Not cutting you off though, we could keep going with testing etc if you like. But it does seem there's not much more to learn from testing and it's time to start thinking about which components the results of those tests could point to. Components/things those results could point to include the maf, fuel pressure sensor, lambda sensors (whether or not they're correct spec), fuel spec, false (unmetered) air leak between maf and throttle body. I probably forgot something!

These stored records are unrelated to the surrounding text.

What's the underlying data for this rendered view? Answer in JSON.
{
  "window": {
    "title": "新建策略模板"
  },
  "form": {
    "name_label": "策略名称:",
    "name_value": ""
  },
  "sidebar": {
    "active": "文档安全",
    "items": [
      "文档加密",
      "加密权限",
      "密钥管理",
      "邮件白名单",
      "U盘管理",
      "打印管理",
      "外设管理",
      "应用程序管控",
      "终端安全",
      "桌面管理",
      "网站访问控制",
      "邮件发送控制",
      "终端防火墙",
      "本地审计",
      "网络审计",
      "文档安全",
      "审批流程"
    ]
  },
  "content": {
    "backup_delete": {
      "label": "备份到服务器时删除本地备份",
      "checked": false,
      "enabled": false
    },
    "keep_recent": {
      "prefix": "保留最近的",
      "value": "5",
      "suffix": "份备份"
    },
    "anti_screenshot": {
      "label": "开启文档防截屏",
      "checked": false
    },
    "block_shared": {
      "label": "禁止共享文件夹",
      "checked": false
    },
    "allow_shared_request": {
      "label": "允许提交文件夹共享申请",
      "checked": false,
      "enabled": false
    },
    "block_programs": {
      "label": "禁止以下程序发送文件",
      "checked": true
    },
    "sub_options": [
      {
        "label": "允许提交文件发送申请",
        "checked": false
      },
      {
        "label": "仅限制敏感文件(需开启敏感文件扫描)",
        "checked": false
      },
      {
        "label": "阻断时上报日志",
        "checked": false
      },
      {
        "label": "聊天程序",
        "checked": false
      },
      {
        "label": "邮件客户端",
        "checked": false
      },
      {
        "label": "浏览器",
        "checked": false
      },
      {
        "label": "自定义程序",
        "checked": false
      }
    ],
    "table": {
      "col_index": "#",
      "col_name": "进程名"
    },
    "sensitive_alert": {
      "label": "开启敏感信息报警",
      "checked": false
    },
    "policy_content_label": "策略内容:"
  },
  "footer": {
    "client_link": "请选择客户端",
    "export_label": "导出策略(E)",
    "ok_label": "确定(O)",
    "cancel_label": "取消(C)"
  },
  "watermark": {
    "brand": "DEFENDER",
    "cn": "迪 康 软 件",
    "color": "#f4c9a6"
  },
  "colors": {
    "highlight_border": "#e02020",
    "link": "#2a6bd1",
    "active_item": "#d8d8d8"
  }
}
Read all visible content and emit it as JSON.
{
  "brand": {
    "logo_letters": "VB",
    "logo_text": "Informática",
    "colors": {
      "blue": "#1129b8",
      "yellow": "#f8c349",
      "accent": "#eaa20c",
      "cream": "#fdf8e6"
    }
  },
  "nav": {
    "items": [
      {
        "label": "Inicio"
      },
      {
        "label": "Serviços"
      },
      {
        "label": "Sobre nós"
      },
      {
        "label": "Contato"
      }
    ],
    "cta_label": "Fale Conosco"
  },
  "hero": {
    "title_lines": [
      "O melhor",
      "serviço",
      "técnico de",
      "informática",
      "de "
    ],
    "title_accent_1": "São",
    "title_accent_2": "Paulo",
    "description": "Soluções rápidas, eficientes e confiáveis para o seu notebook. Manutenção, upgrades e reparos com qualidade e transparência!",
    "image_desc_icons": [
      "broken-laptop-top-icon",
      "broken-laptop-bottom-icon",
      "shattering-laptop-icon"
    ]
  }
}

But it's occurred to me there's one more thing I'd try before replacing any parts. At the rear of each fuel rail (near the firewall on the engine) there's a fuel injector harness connector... Disconnect one of those connectors and start it up, so it only runs on 4 cylinders because 4 cylinders have fuel injectors disconnected. Let it run until the engine warning light comes on (and probably flashes). Use your OBD tool to confirm that it's logged faults for at least one disconnected fuel injector. Then turn the engine off, reconnect the loom, turn ignition on, clear the engine error codes. Turn ignition off, restart the engine and immediately do some mixed style driving (like I advised before, don't just stick to a steady cruise or steady engine load). This doesn't seem intuitive I know, but there are good reasons for this advice. Back in the days when 4.2 SC RR's were relatively new, lots of people in my business (LPG converting vehicles) reckoned these vehicles had 2 fuel maps that the ECU's switched between, which they blamed for poor LPG conversion results. My take on it is that there's only one fuel map but there's a kind of underlying/initial adjustment/map and that adjustment/map is learned during early engine running from new and after and severe error codes are cleared with the idea being to have the 'usual' map have fuel Ltft's of around +7% when learned. But if that initial/base adjustment/map is learned wrong then even if all mechanicals and sensors are in good order and well within spec the Ltft's may be well outside of that average +7% when learned. You can't read that base/initial/underlying map on any scan tool but the concept isn't really that unusual, for example a lot of vehicles that run wide band probes kind of do much the same but in reverse, on those vehicles the fuel trims for idle are usually not anything like what would usually be expected (for an old skool vehicle with narrow band probes) until the fuel trims for under-load driving are learned, and then the base/underlying map for idle conditions is based on the under-load trims and the idle trims start to read as would normally be expected.
Not really relevant but I did have a look at the last couple of scan tool PDF's you posted, thing is in those data sets you'd selected S2 (post cat sensor) Stft's which are less relevant than S1 Stft's so the overall data sets were not as useful as the earlier data sets I based some of my advise on. Still they do confirm consistency with earlier data sets so they were useful in that respect.